I suppose we're in no danger any time soon for someone to start using Scheme to e.g. design and verify big integrated circuits (Lisp Machine Lisp was used to design LMI's Lambda CPU), but I just want to make sure we aren't limiting ourselves too much for the future.

- Harold

----- Original message -----
From: John Cowan <xxxxxx@ccil.org>
Date: Friday, September 27, 2019 9:22 AM

I think the first method is clearly superior.  Of the usual data structures, only lists normally take O(n) time to get the length.  In any case, R7RS `write` already has to do this in order to know where to insert datum labels.

On Fri, Sep 27, 2019 at 9:58 AM Lassi Kortela <xxxxxx@lassi.io> wrote:
> Is the length always the number of bytes? I was under the impression
>> it's the number of elements in case the value is a list/vector.
>
> No, it's always bytes.  See <https://en.wikipedia.org/wiki/X.690>, which is
> a handy summary, though hardly suitable as an explanation from scratch.
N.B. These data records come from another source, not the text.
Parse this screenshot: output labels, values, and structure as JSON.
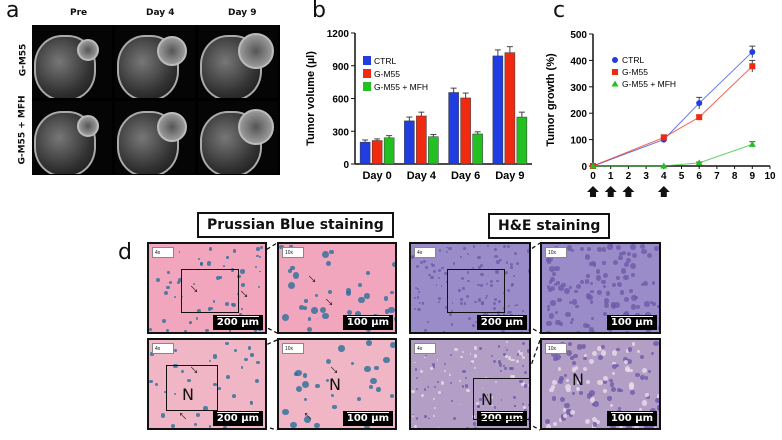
{
  "panel_a": {
    "label": "a",
    "columns": [
      "Pre",
      "Day 4",
      "Day 9"
    ],
    "rows": [
      "G-M55",
      "G-M55 + MFH"
    ]
  },
  "panel_d": {
    "label": "d",
    "prussian_title": "Prussian Blue staining",
    "he_title": "H&E staining",
    "mag_low": "4x",
    "mag_high": "10x",
    "scale_low": "200 µm",
    "scale_high": "100 µm",
    "necrosis": "N"
  },
  "chart_data": [
    {
      "panel": "b",
      "type": "bar",
      "categories": [
        "Day 0",
        "Day 4",
        "Day 6",
        "Day 9"
      ],
      "ylabel": "Tumor volume (µl)",
      "ylim": [
        0,
        1200
      ],
      "yticks": [
        0,
        300,
        600,
        900,
        1200
      ],
      "legend": "top-left",
      "series": [
        {
          "name": "CTRL",
          "color": "#1f3de0",
          "values": [
            200,
            395,
            655,
            990
          ],
          "errors": [
            20,
            35,
            40,
            55
          ]
        },
        {
          "name": "G-M55",
          "color": "#f02a10",
          "values": [
            215,
            440,
            605,
            1020
          ],
          "errors": [
            15,
            35,
            45,
            55
          ]
        },
        {
          "name": "G-M55 + MFH",
          "color": "#22c020",
          "values": [
            240,
            250,
            275,
            430
          ],
          "errors": [
            20,
            20,
            20,
            45
          ]
        }
      ]
    },
    {
      "panel": "c",
      "type": "line",
      "x": [
        0,
        4,
        6,
        9
      ],
      "ylabel": "Tumor growth (%)",
      "xlim": [
        0,
        10
      ],
      "ylim": [
        0,
        500
      ],
      "xticks": [
        0,
        1,
        2,
        3,
        4,
        5,
        6,
        7,
        8,
        9,
        10
      ],
      "yticks": [
        0,
        100,
        200,
        300,
        400,
        500
      ],
      "legend": "top-left",
      "treatment_arrows_at": [
        0,
        1,
        2,
        4
      ],
      "series": [
        {
          "name": "CTRL",
          "color": "#1f3de0",
          "marker": "circle",
          "values": [
            0,
            100,
            238,
            432
          ],
          "errors": [
            0,
            8,
            22,
            22
          ]
        },
        {
          "name": "G-M55",
          "color": "#f02a10",
          "marker": "square",
          "values": [
            0,
            108,
            185,
            378
          ],
          "errors": [
            0,
            10,
            8,
            22
          ]
        },
        {
          "name": "G-M55 + MFH",
          "color": "#22c020",
          "marker": "triangle",
          "values": [
            0,
            0,
            12,
            82
          ],
          "errors": [
            0,
            0,
            3,
            10
          ]
        }
      ]
    }
  ]
}
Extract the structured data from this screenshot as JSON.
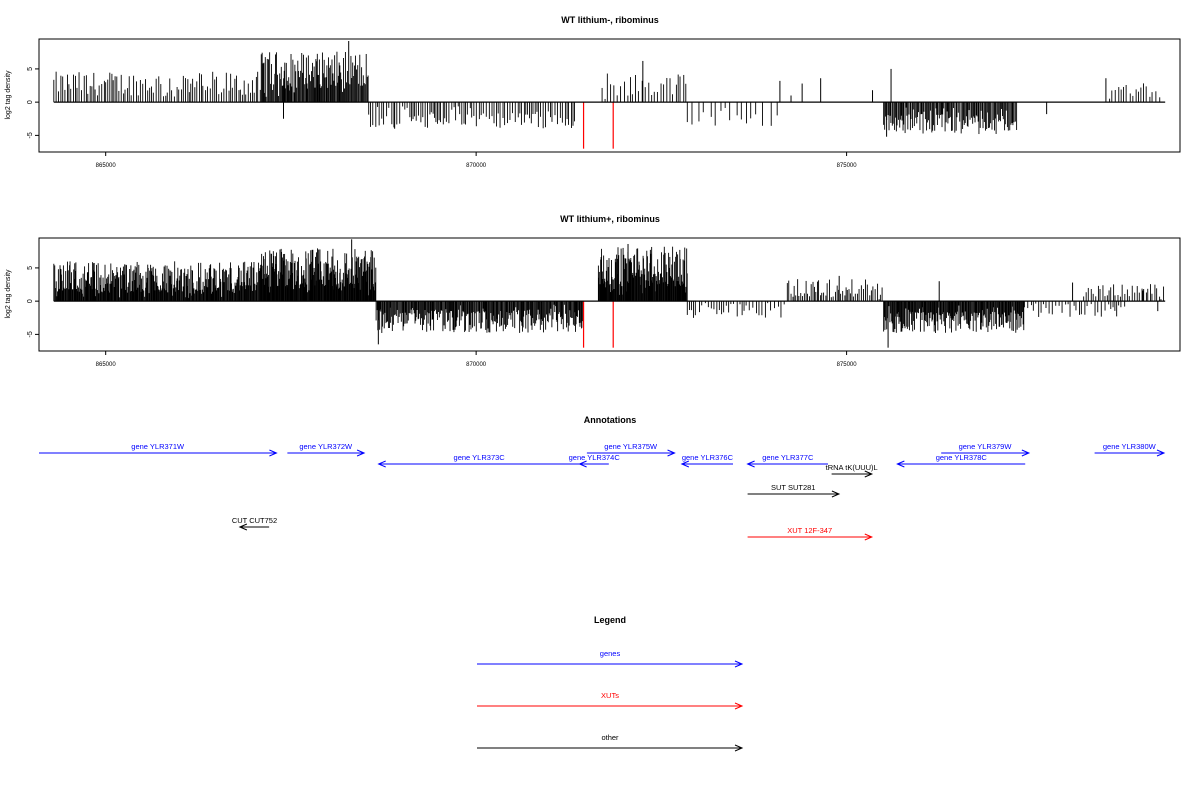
{
  "chart_data": [
    {
      "type": "bar",
      "title": "WT lithium-, ribominus",
      "ylabel": "log2 tag density",
      "xlim": [
        864100,
        879500
      ],
      "ylim": [
        -7.5,
        9.5
      ],
      "xticks": [
        865000,
        870000,
        875000
      ],
      "xtick_labels": [
        "865000",
        "870000",
        "875000"
      ],
      "yticks": [
        -5,
        0,
        5
      ],
      "ytick_labels": [
        "-5",
        "0",
        "5"
      ],
      "baseline_range": [
        864300,
        879300
      ],
      "bar_color": "#000000",
      "highlight_color": "#ff0000",
      "highlights": [
        {
          "x": 871450,
          "y": -7
        },
        {
          "x": 871850,
          "y": -7
        }
      ],
      "density_regions": [
        {
          "start": 864300,
          "end": 867100,
          "sign": 1,
          "base": 2.8,
          "vary": 1.8,
          "step": 28
        },
        {
          "start": 867100,
          "end": 868550,
          "sign": 1,
          "base": 4.8,
          "vary": 2.8,
          "step": 12
        },
        {
          "start": 868550,
          "end": 871350,
          "sign": -1,
          "base": 2.8,
          "vary": 1.2,
          "step": 30
        },
        {
          "start": 871700,
          "end": 872850,
          "sign": 1,
          "base": 2.6,
          "vary": 1.8,
          "step": 40
        },
        {
          "start": 872850,
          "end": 874100,
          "sign": -1,
          "base": 2.5,
          "vary": 1.2,
          "step": 85
        },
        {
          "start": 875500,
          "end": 877300,
          "sign": -1,
          "base": 3.3,
          "vary": 1.5,
          "step": 14
        },
        {
          "start": 878550,
          "end": 879250,
          "sign": 1,
          "base": 2.1,
          "vary": 0.8,
          "step": 40
        }
      ],
      "spikes": [
        {
          "x": 868280,
          "y": 9.2
        },
        {
          "x": 874100,
          "y": 3.2
        },
        {
          "x": 874400,
          "y": 2.8
        },
        {
          "x": 874650,
          "y": 3.6
        },
        {
          "x": 875350,
          "y": 1.8
        },
        {
          "x": 875600,
          "y": 5
        },
        {
          "x": 877700,
          "y": -1.8
        },
        {
          "x": 878500,
          "y": 3.6
        },
        {
          "x": 867400,
          "y": -2.5
        },
        {
          "x": 868900,
          "y": -4
        },
        {
          "x": 872250,
          "y": 6.2
        },
        {
          "x": 875540,
          "y": -5.2
        },
        {
          "x": 874250,
          "y": 1
        }
      ]
    },
    {
      "type": "bar",
      "title": "WT lithium+, ribominus",
      "ylabel": "log2 tag density",
      "xlim": [
        864100,
        879500
      ],
      "ylim": [
        -7.5,
        9.5
      ],
      "xticks": [
        865000,
        870000,
        875000
      ],
      "xtick_labels": [
        "865000",
        "870000",
        "875000"
      ],
      "yticks": [
        -5,
        0,
        5
      ],
      "ytick_labels": [
        "-5",
        "0",
        "5"
      ],
      "baseline_range": [
        864300,
        879300
      ],
      "bar_color": "#000000",
      "highlight_color": "#ff0000",
      "highlights": [
        {
          "x": 871450,
          "y": -7
        },
        {
          "x": 871850,
          "y": -7
        }
      ],
      "density_regions": [
        {
          "start": 864300,
          "end": 867100,
          "sign": 1,
          "base": 3.6,
          "vary": 2.4,
          "step": 9
        },
        {
          "start": 867100,
          "end": 868650,
          "sign": 1,
          "base": 4.8,
          "vary": 3.2,
          "step": 8
        },
        {
          "start": 868650,
          "end": 871450,
          "sign": -1,
          "base": 3,
          "vary": 1.8,
          "step": 11
        },
        {
          "start": 871650,
          "end": 872850,
          "sign": 1,
          "base": 5.2,
          "vary": 3,
          "step": 8
        },
        {
          "start": 872850,
          "end": 874200,
          "sign": -1,
          "base": 1.6,
          "vary": 1.2,
          "step": 40
        },
        {
          "start": 874200,
          "end": 875500,
          "sign": 1,
          "base": 2,
          "vary": 1.4,
          "step": 24
        },
        {
          "start": 875500,
          "end": 877400,
          "sign": -1,
          "base": 3.2,
          "vary": 1.6,
          "step": 10
        },
        {
          "start": 877400,
          "end": 878800,
          "sign": -1,
          "base": 1.4,
          "vary": 1,
          "step": 40
        },
        {
          "start": 878200,
          "end": 879300,
          "sign": 1,
          "base": 1.6,
          "vary": 1,
          "step": 30
        }
      ],
      "spikes": [
        {
          "x": 868320,
          "y": 9.3
        },
        {
          "x": 872050,
          "y": 8.6
        },
        {
          "x": 868680,
          "y": -6.5
        },
        {
          "x": 875560,
          "y": -7
        },
        {
          "x": 874900,
          "y": 3.8
        },
        {
          "x": 876250,
          "y": 3
        },
        {
          "x": 878050,
          "y": 2.8
        },
        {
          "x": 879200,
          "y": -1.5
        },
        {
          "x": 879000,
          "y": 1.6
        }
      ]
    }
  ],
  "annotations": {
    "title": "Annotations",
    "xlim": [
      864100,
      879500
    ],
    "features": [
      {
        "label": "gene YLR371W",
        "color": "#0000ff",
        "start": 864100,
        "end": 867350,
        "row": 0,
        "dir": "right"
      },
      {
        "label": "gene YLR372W",
        "color": "#0000ff",
        "start": 867500,
        "end": 868550,
        "row": 0,
        "dir": "right"
      },
      {
        "label": "gene YLR373C",
        "color": "#0000ff",
        "start": 868750,
        "end": 871500,
        "row": 1,
        "dir": "left"
      },
      {
        "label": "gene YLR374C",
        "color": "#0000ff",
        "start": 871500,
        "end": 871900,
        "row": 1,
        "dir": "left"
      },
      {
        "label": "gene YLR375W",
        "color": "#0000ff",
        "start": 871600,
        "end": 872800,
        "row": 0,
        "dir": "right"
      },
      {
        "label": "gene YLR376C",
        "color": "#0000ff",
        "start": 872900,
        "end": 873600,
        "row": 1,
        "dir": "left"
      },
      {
        "label": "gene YLR377C",
        "color": "#0000ff",
        "start": 873800,
        "end": 874900,
        "row": 1,
        "dir": "left"
      },
      {
        "label": "tRNA tK(UUU)L",
        "color": "#000000",
        "start": 874950,
        "end": 875500,
        "row": 2,
        "dir": "right"
      },
      {
        "label": "gene YLR378C",
        "color": "#0000ff",
        "start": 875850,
        "end": 877600,
        "row": 1,
        "dir": "left"
      },
      {
        "label": "gene YLR379W",
        "color": "#0000ff",
        "start": 876450,
        "end": 877650,
        "row": 0,
        "dir": "right"
      },
      {
        "label": "gene YLR380W",
        "color": "#0000ff",
        "start": 878550,
        "end": 879500,
        "row": 0,
        "dir": "right"
      },
      {
        "label": "SUT SUT281",
        "color": "#000000",
        "start": 873800,
        "end": 875050,
        "row": 3,
        "dir": "right"
      },
      {
        "label": "CUT CUT752",
        "color": "#000000",
        "start": 866850,
        "end": 867250,
        "row": 5,
        "dir": "left"
      },
      {
        "label": "XUT 12F-347",
        "color": "#ff0000",
        "start": 873800,
        "end": 875500,
        "row": 6,
        "dir": "right"
      }
    ]
  },
  "legend": {
    "title": "Legend",
    "entries": [
      {
        "label": "genes",
        "color": "#0000ff"
      },
      {
        "label": "XUTs",
        "color": "#ff0000"
      },
      {
        "label": "other",
        "color": "#000000"
      }
    ]
  }
}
That troubles me a bit. It means that when writing data, you need to
know in advance how much you are writing (even for complex nested
structures of heterogeneous data, not just for strings). Effectively you
have to either:

1. Two passes over the data (in the first pass, count the total length
without writing anything; in the second pass, actually write).

2. Write a dummy value for the length, then seek back the stream and
patch it once you know the true length.

3. Write objects recursively in a stack of temp buffers, each layer of
buffers being concatenated one layer up.

None of these are ideal. It allows the reader to skip past uninteresting
objects very quickly, but that's not much of an issue nowadays.